Anti-scam plan keeps everyone in the loop

Woman scammed. | Newsreel
A new anti-scam intelligence loop has been established. | Photo: Fizkes (iStock)

A new anti-scam intelligence loop has been established to facilitate better exchange of intel between government agencies, banks, telecommunications companies and digital platforms.

Co-designed by the Australian Financial Crimes Exchange (AFCX) and National Anti-Scam Centre (NASC), the intel loop means information on scams can be more easily shared.

Federal Minister for Financial Services Stephen Jones said the loop enabled near real-time data sharing between participants about the latest tactics and tools used by scammers.

Minister Jones said the partnership would increase the capacity to disrupt and intercept scammer contact with victims and help identify and take down scammer websites.

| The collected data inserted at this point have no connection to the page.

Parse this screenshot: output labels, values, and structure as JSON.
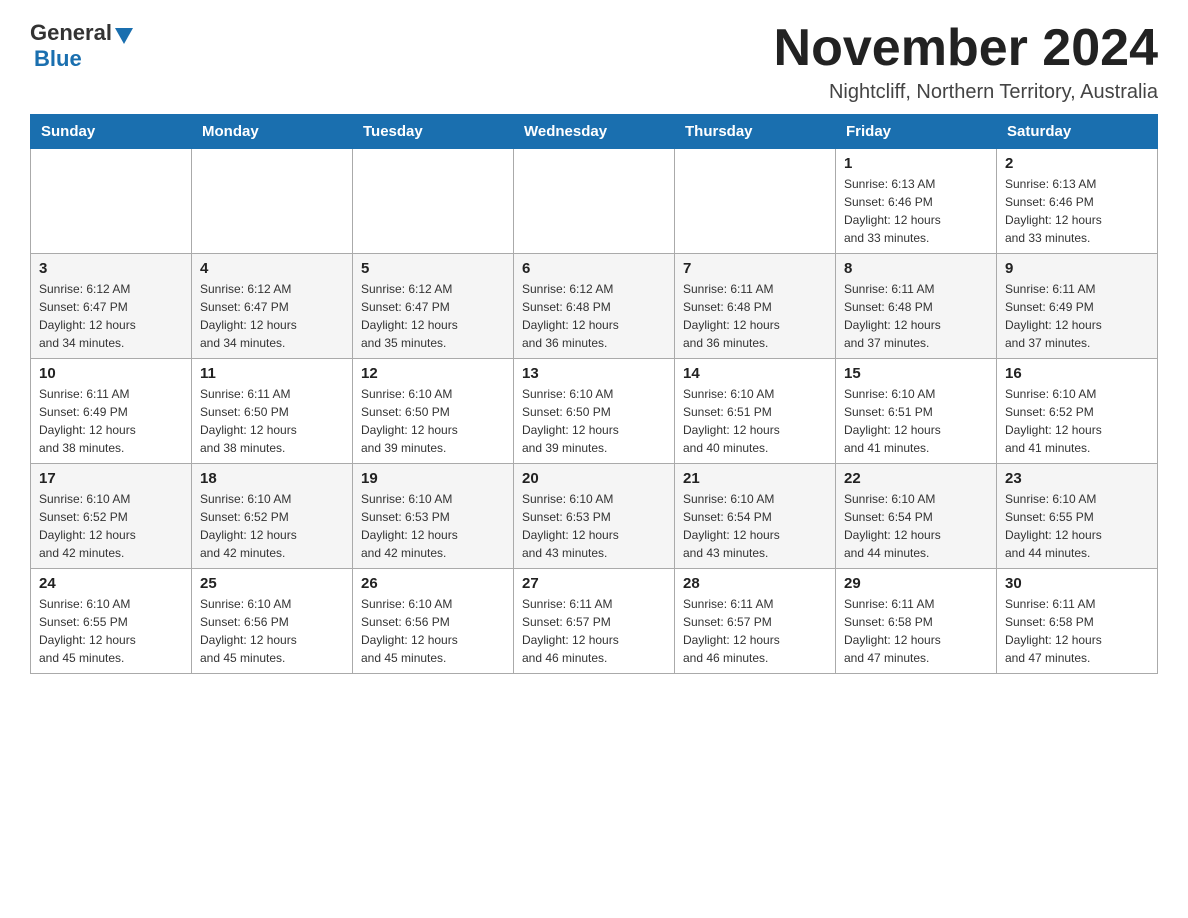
{
  "header": {
    "logo_general": "General",
    "logo_blue": "Blue",
    "month_title": "November 2024",
    "location": "Nightcliff, Northern Territory, Australia"
  },
  "calendar": {
    "days_of_week": [
      "Sunday",
      "Monday",
      "Tuesday",
      "Wednesday",
      "Thursday",
      "Friday",
      "Saturday"
    ],
    "weeks": [
      [
        {
          "day": "",
          "info": ""
        },
        {
          "day": "",
          "info": ""
        },
        {
          "day": "",
          "info": ""
        },
        {
          "day": "",
          "info": ""
        },
        {
          "day": "",
          "info": ""
        },
        {
          "day": "1",
          "info": "Sunrise: 6:13 AM\nSunset: 6:46 PM\nDaylight: 12 hours\nand 33 minutes."
        },
        {
          "day": "2",
          "info": "Sunrise: 6:13 AM\nSunset: 6:46 PM\nDaylight: 12 hours\nand 33 minutes."
        }
      ],
      [
        {
          "day": "3",
          "info": "Sunrise: 6:12 AM\nSunset: 6:47 PM\nDaylight: 12 hours\nand 34 minutes."
        },
        {
          "day": "4",
          "info": "Sunrise: 6:12 AM\nSunset: 6:47 PM\nDaylight: 12 hours\nand 34 minutes."
        },
        {
          "day": "5",
          "info": "Sunrise: 6:12 AM\nSunset: 6:47 PM\nDaylight: 12 hours\nand 35 minutes."
        },
        {
          "day": "6",
          "info": "Sunrise: 6:12 AM\nSunset: 6:48 PM\nDaylight: 12 hours\nand 36 minutes."
        },
        {
          "day": "7",
          "info": "Sunrise: 6:11 AM\nSunset: 6:48 PM\nDaylight: 12 hours\nand 36 minutes."
        },
        {
          "day": "8",
          "info": "Sunrise: 6:11 AM\nSunset: 6:48 PM\nDaylight: 12 hours\nand 37 minutes."
        },
        {
          "day": "9",
          "info": "Sunrise: 6:11 AM\nSunset: 6:49 PM\nDaylight: 12 hours\nand 37 minutes."
        }
      ],
      [
        {
          "day": "10",
          "info": "Sunrise: 6:11 AM\nSunset: 6:49 PM\nDaylight: 12 hours\nand 38 minutes."
        },
        {
          "day": "11",
          "info": "Sunrise: 6:11 AM\nSunset: 6:50 PM\nDaylight: 12 hours\nand 38 minutes."
        },
        {
          "day": "12",
          "info": "Sunrise: 6:10 AM\nSunset: 6:50 PM\nDaylight: 12 hours\nand 39 minutes."
        },
        {
          "day": "13",
          "info": "Sunrise: 6:10 AM\nSunset: 6:50 PM\nDaylight: 12 hours\nand 39 minutes."
        },
        {
          "day": "14",
          "info": "Sunrise: 6:10 AM\nSunset: 6:51 PM\nDaylight: 12 hours\nand 40 minutes."
        },
        {
          "day": "15",
          "info": "Sunrise: 6:10 AM\nSunset: 6:51 PM\nDaylight: 12 hours\nand 41 minutes."
        },
        {
          "day": "16",
          "info": "Sunrise: 6:10 AM\nSunset: 6:52 PM\nDaylight: 12 hours\nand 41 minutes."
        }
      ],
      [
        {
          "day": "17",
          "info": "Sunrise: 6:10 AM\nSunset: 6:52 PM\nDaylight: 12 hours\nand 42 minutes."
        },
        {
          "day": "18",
          "info": "Sunrise: 6:10 AM\nSunset: 6:52 PM\nDaylight: 12 hours\nand 42 minutes."
        },
        {
          "day": "19",
          "info": "Sunrise: 6:10 AM\nSunset: 6:53 PM\nDaylight: 12 hours\nand 42 minutes."
        },
        {
          "day": "20",
          "info": "Sunrise: 6:10 AM\nSunset: 6:53 PM\nDaylight: 12 hours\nand 43 minutes."
        },
        {
          "day": "21",
          "info": "Sunrise: 6:10 AM\nSunset: 6:54 PM\nDaylight: 12 hours\nand 43 minutes."
        },
        {
          "day": "22",
          "info": "Sunrise: 6:10 AM\nSunset: 6:54 PM\nDaylight: 12 hours\nand 44 minutes."
        },
        {
          "day": "23",
          "info": "Sunrise: 6:10 AM\nSunset: 6:55 PM\nDaylight: 12 hours\nand 44 minutes."
        }
      ],
      [
        {
          "day": "24",
          "info": "Sunrise: 6:10 AM\nSunset: 6:55 PM\nDaylight: 12 hours\nand 45 minutes."
        },
        {
          "day": "25",
          "info": "Sunrise: 6:10 AM\nSunset: 6:56 PM\nDaylight: 12 hours\nand 45 minutes."
        },
        {
          "day": "26",
          "info": "Sunrise: 6:10 AM\nSunset: 6:56 PM\nDaylight: 12 hours\nand 45 minutes."
        },
        {
          "day": "27",
          "info": "Sunrise: 6:11 AM\nSunset: 6:57 PM\nDaylight: 12 hours\nand 46 minutes."
        },
        {
          "day": "28",
          "info": "Sunrise: 6:11 AM\nSunset: 6:57 PM\nDaylight: 12 hours\nand 46 minutes."
        },
        {
          "day": "29",
          "info": "Sunrise: 6:11 AM\nSunset: 6:58 PM\nDaylight: 12 hours\nand 47 minutes."
        },
        {
          "day": "30",
          "info": "Sunrise: 6:11 AM\nSunset: 6:58 PM\nDaylight: 12 hours\nand 47 minutes."
        }
      ]
    ]
  }
}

“The NASC will share and receive intel such as scam phone numbers, URLs, and bank accounts that are core tools scammers use to ply their act. This means that whether a person reports a scam to a bank, a telco or to Scamwatch, we can use the intel loop to stop this scam from harming more Australians,” he said.

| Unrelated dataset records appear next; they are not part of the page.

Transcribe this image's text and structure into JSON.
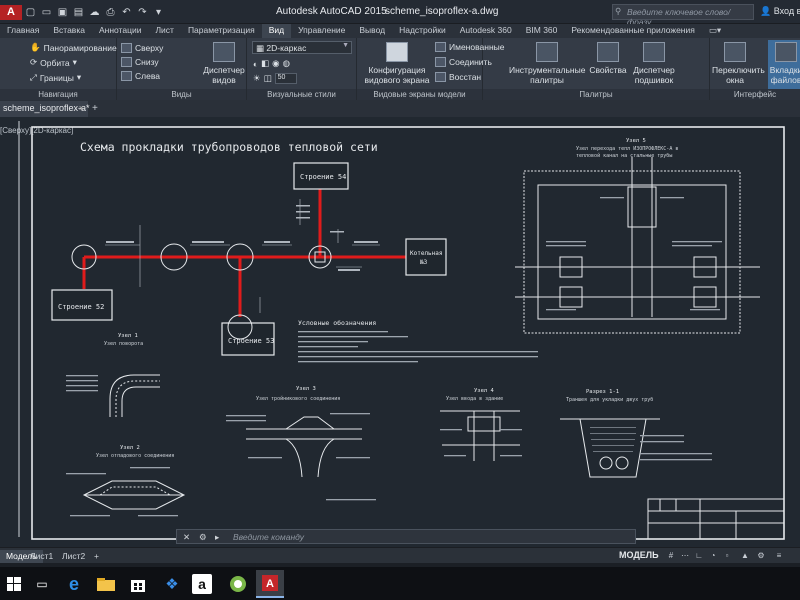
{
  "titlebar": {
    "app_title": "Autodesk AutoCAD 2015",
    "file_name": "scheme_isoproflex-a.dwg",
    "search_placeholder": "Введите ключевое слово/фразу",
    "sign_in": "Вход в службы"
  },
  "ribbon_tabs": [
    "Главная",
    "Вставка",
    "Аннотации",
    "Лист",
    "Параметризация",
    "Вид",
    "Управление",
    "Вывод",
    "Надстройки",
    "Autodesk 360",
    "BIM 360",
    "Рекомендованные приложения"
  ],
  "active_ribbon_tab": "Вид",
  "ribbon": {
    "navigation": {
      "pan": "Панорамирование",
      "orbit": "Орбита",
      "bounds": "Границы",
      "label": "Навигация"
    },
    "views": {
      "items": [
        "Сверху",
        "Снизу",
        "Слева"
      ],
      "manager": "Диспетчер видов",
      "label": "Виды"
    },
    "visual_styles": {
      "current": "2D-каркас",
      "zoom_value": "50",
      "label": "Визуальные стили"
    },
    "viewports": {
      "config": "Конфигурация видового экрана",
      "named": "Именованные",
      "join": "Соединить",
      "restore": "Восстан",
      "label": "Видовые экраны модели"
    },
    "palettes": {
      "tool_palettes": "Инструментальные палитры",
      "properties": "Свойства",
      "sheet_manager": "Диспетчер подшивок",
      "label": "Палитры"
    },
    "interface": {
      "switch_windows": "Переключить окна",
      "file_tabs": "Вкладки файлов",
      "label": "Интерфейс"
    }
  },
  "document_tab": "scheme_isoproflex-a*",
  "view_label": "[Сверху][2D-каркас]",
  "drawing": {
    "title": "Схема прокладки трубопроводов тепловой сети",
    "buildings": [
      "Строение 54",
      "Строение 52",
      "Строение 53"
    ],
    "boiler_line1": "Котельная",
    "boiler_line2": "№3",
    "legend_title": "Условные обозначения",
    "node1_title": "Узел 1",
    "node1_sub": "Узел поворота",
    "node2_title": "Узел 2",
    "node2_sub": "Узел отпадового соединения",
    "node3_title": "Узел 3",
    "node3_sub": "Узел тройникового соединения",
    "node4_title": "Узел 4",
    "node4_sub": "Узел ввода в здание",
    "node5_title": "Узел 5",
    "node5_sub1": "Узел перехода тепл ИЗОПРОФЛЕКС-А в",
    "node5_sub2": "тепловой канал на стальные трубы",
    "section_title": "Разрез 1-1",
    "section_sub": "Траншея для укладки двух труб"
  },
  "command_placeholder": "Введите команду",
  "layout_tabs": [
    "Модель",
    "Лист1",
    "Лист2"
  ],
  "active_layout": "Модель",
  "status": {
    "model": "МОДЕЛЬ"
  },
  "colors": {
    "pipe": "#e01b1b",
    "accent": "#3d87c8",
    "canvas": "#212830"
  }
}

Commonwealth Bank General Manager Group Fraud James Roberts said organisations that integrated into the loop would be able to quickly share verified information with other participants, so that phone numbers and URLs used by scammers for calls and SMSs can be blocked, and fake websites, social media advertisements and posts taken down.

Mr Roberts said information sharing between participants would be increased in phases, with an initial focus on reducing the number of SMS phishing scams.

“Since integrating, CBA has submitted over 1200 entries into the loop containing scam phone numbers and dodgy URLs,” he said.

“As the first bank to integrate into AFCX’s intel loop, CBA is committing to sharing across industries the intelligence we collect, to help bolster the nation’s response.”

The increased cross-industry collaboration comes as Westpac introduced a new security feature for customers which provided an up-front risk indicator.

Westpac Head of Fraud Prevention Ben Young said a new Westpac Verify feature would alert customers when there was a potential account name mismatch when adding a new payee using a BSB and account number.

Mr Young said it would also warn customers when Westpac had not made a payment to the account before.

“The alert will prompt customers to review payee details, helping to stop scams and mistaken payments,” he said.